The CSS is an online application to determine eligibility for non-federal financial aid, which is administered by the College Board, creator of the SAT. Not every college requires it, but nearly 400 colleges do, so be sure to first check the list of schools to determine whether your child needs to complete the application. It's also important to see if the school requires students of divorced parents to complete the additional Noncustodial PROFILE.
Unlike the FAFSA, there is a fee to apply. The first application is $25 and reports to additional schools are $16 each. Fee waivers are granted to high-need students, generally for household incomes of $40,000 or less per year.
Both the CSS application and the FAFSA can be filed as early as October 1 and should be completed as soon as possible to take advantage of aid that is distributed on a first-come, first-served basis. All schools have their own deadlines in place for the CSS, but many require students to file the profile two weeks before the college's priority admission application deadline.
What Are the Benefits of Filling Out the CSS?
The purpose of the CSS is to provide students with financial aid packages to make college attendance possible.
"These schools generally meet 90 to 100 percent of family need and package their financial aid with institutional grant - or free - money," says Andy Hoge, vice president of admissions and placement at New Jersey SEEDS. Founded in 1992, SEEDS is a nonprofit organization that prepares students to attend selective private schools and colleges and helps families navigate the financial aid process.
"Except for the highest-need families, financial aid packages will always include loans," he adds.

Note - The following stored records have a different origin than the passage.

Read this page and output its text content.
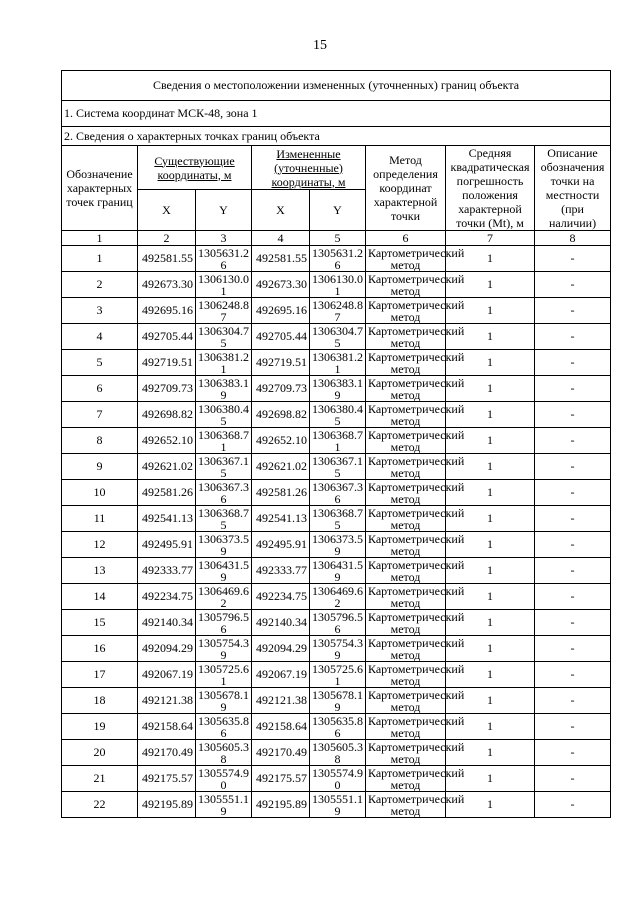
15
Сведения о местоположении измененных (уточненных) границ объекта							
1. Система координат МСК-48, зона 1							
2. Сведения о характерных точках границ объекта							
Обозначение характерных точек границ	Существующие координаты, м		Измененные (уточненные) координаты, м		Метод определения координат характерной точки	Средняя квадратическая погрешность положения характерной точки (Mt), м	Описание обозначения точки на местности (при наличии)
	X	Y	X	Y			
1	2	3	4	5	6	7	8
1	492581.55	1305631.26	492581.55	1305631.26	Картометрический метод	1	-
2	492673.30	1306130.01	492673.30	1306130.01	Картометрический метод	1	-
3	492695.16	1306248.87	492695.16	1306248.87	Картометрический метод	1	-
4	492705.44	1306304.75	492705.44	1306304.75	Картометрический метод	1	-
5	492719.51	1306381.21	492719.51	1306381.21	Картометрический метод	1	-
6	492709.73	1306383.19	492709.73	1306383.19	Картометрический метод	1	-
7	492698.82	1306380.45	492698.82	1306380.45	Картометрический метод	1	-
8	492652.10	1306368.71	492652.10	1306368.71	Картометрический метод	1	-
9	492621.02	1306367.15	492621.02	1306367.15	Картометрический метод	1	-
10	492581.26	1306367.36	492581.26	1306367.36	Картометрический метод	1	-
11	492541.13	1306368.75	492541.13	1306368.75	Картометрический метод	1	-
12	492495.91	1306373.59	492495.91	1306373.59	Картометрический метод	1	-
13	492333.77	1306431.59	492333.77	1306431.59	Картометрический метод	1	-
14	492234.75	1306469.62	492234.75	1306469.62	Картометрический метод	1	-
15	492140.34	1305796.56	492140.34	1305796.56	Картометрический метод	1	-
16	492094.29	1305754.39	492094.29	1305754.39	Картометрический метод	1	-
17	492067.19	1305725.61	492067.19	1305725.61	Картометрический метод	1	-
18	492121.38	1305678.19	492121.38	1305678.19	Картометрический метод	1	-
19	492158.64	1305635.86	492158.64	1305635.86	Картометрический метод	1	-
20	492170.49	1305605.38	492170.49	1305605.38	Картометрический метод	1	-
21	492175.57	1305574.90	492175.57	1305574.90	Картометрический метод	1	-
22	492195.89	1305551.19	492195.89	1305551.19	Картометрический метод	1	-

It is important to understand the breakdown of free aid to student loans in any financial aid package before accepting it.
Should Students Fill Out Both the FAFSA and CSS?
Filling out the CSS PROFILE does not take the place of the FAFSA. Rather, it is an additional application for nonfederal financial aid. Hoge says it can be especially useful for students from low-income families.
The FAFSA awards families with federal grants, scholarships and student loans while the CSS helps schools award non-federal institutional aid. For example, Brown University will meet 100 percent of a student's financial aid requirements with a mix of need-based scholarships from the school's scholarship budget, institutional loans and student work-study programs.
It is important to know that the CSS has some significant differences from the FAFSA, in particular the way it calculates certain assets. The FAFSA considers cash gifts - such as from grandparents to grandchildren for college - as a part of parents' total assets. The CSS counts it as parental income thus decreasing a dependent student's eligibility for aid.
On the up side the CSS takes a closer look at family finances than the FAFSA does. The CSS evaluates a family's medical bills and school costs for younger children, among other factors, to determine a family's expected contribution. FAFSA looks strictly at numbers such as income and family size, so families must discuss personal situations and hardships directly with schools. For some students, this could mean more financial aid opportunities are available through the CSS.
If your child has their sights set on an expensive college, don't despair. If the college requires a CSS PROFILE, you might get a break on college costs through a variety of different aid options. While the CSS is an extra form to fill out, it will save a lot of stress - and time spent financial planning.